Down the street is the legendary Doubleday Field, where there is usually a minor league or kids game going on during the season. The Sandlot Kid statue stands in front.

If you go

The Otesaga Resort Hotel: 60 Lake St., Cooperstown; (800) 348-6222, (607) 544-2502, www.otesaga.com . The hotel opens for the 100th season Friday with a special weekend package celebration. If you have a room receipt from years past, your rate will be the old room rate for the weekend.

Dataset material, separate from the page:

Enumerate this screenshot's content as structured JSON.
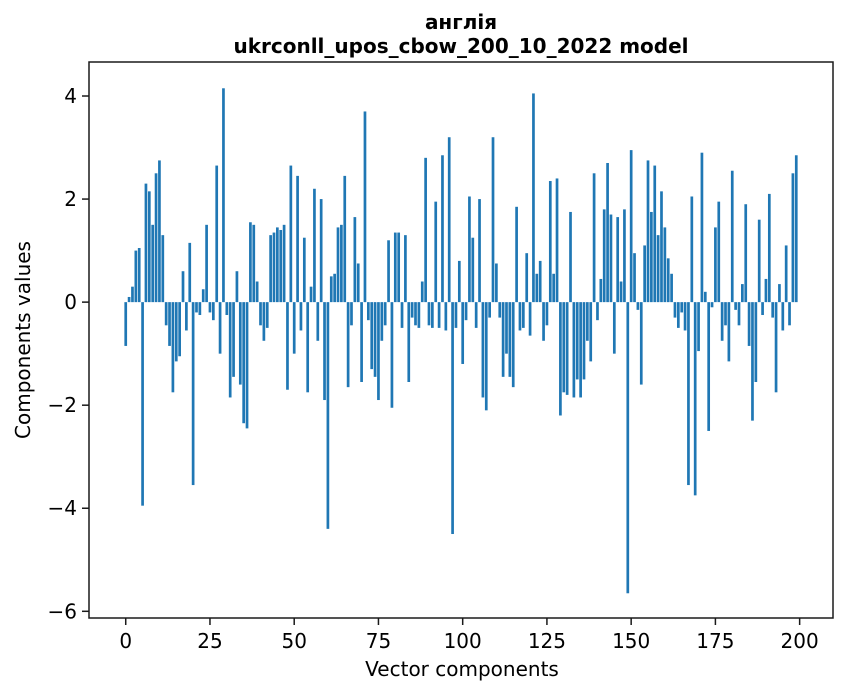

If you are celebrating your 100th birthday during 2009, your stay will be free on this celebration weekend. Guests are invited to dress in 1909 period attire during the weekend. The hotel is open to the public April through Thanksgiving weekend.

Cooperstown: (888) 875-2969 or www.CooperstownGetAway.org . Baseball Hall of Fame and Museum: 25 Main St., Cooperstown; (888) HALL-OF-FAME, www.baseballhalloffame.org . Farmers’ Museum: 5775 State Highway 80, Cooperstown; www.farmersmuseum.org . Fenimore Art Museum: 5798 State Highway 80, Cooperstown; www.fenimoreartmuseum.org . Driving directions

Take the New York Thruway to Exit 30 at Herkimer.

Take Route 28 south to Cooperstown. Turn left onto Chestnut Street and

follow it through the stoplight to Lake Street. Turn left onto Lake Street. The hotel is on the right.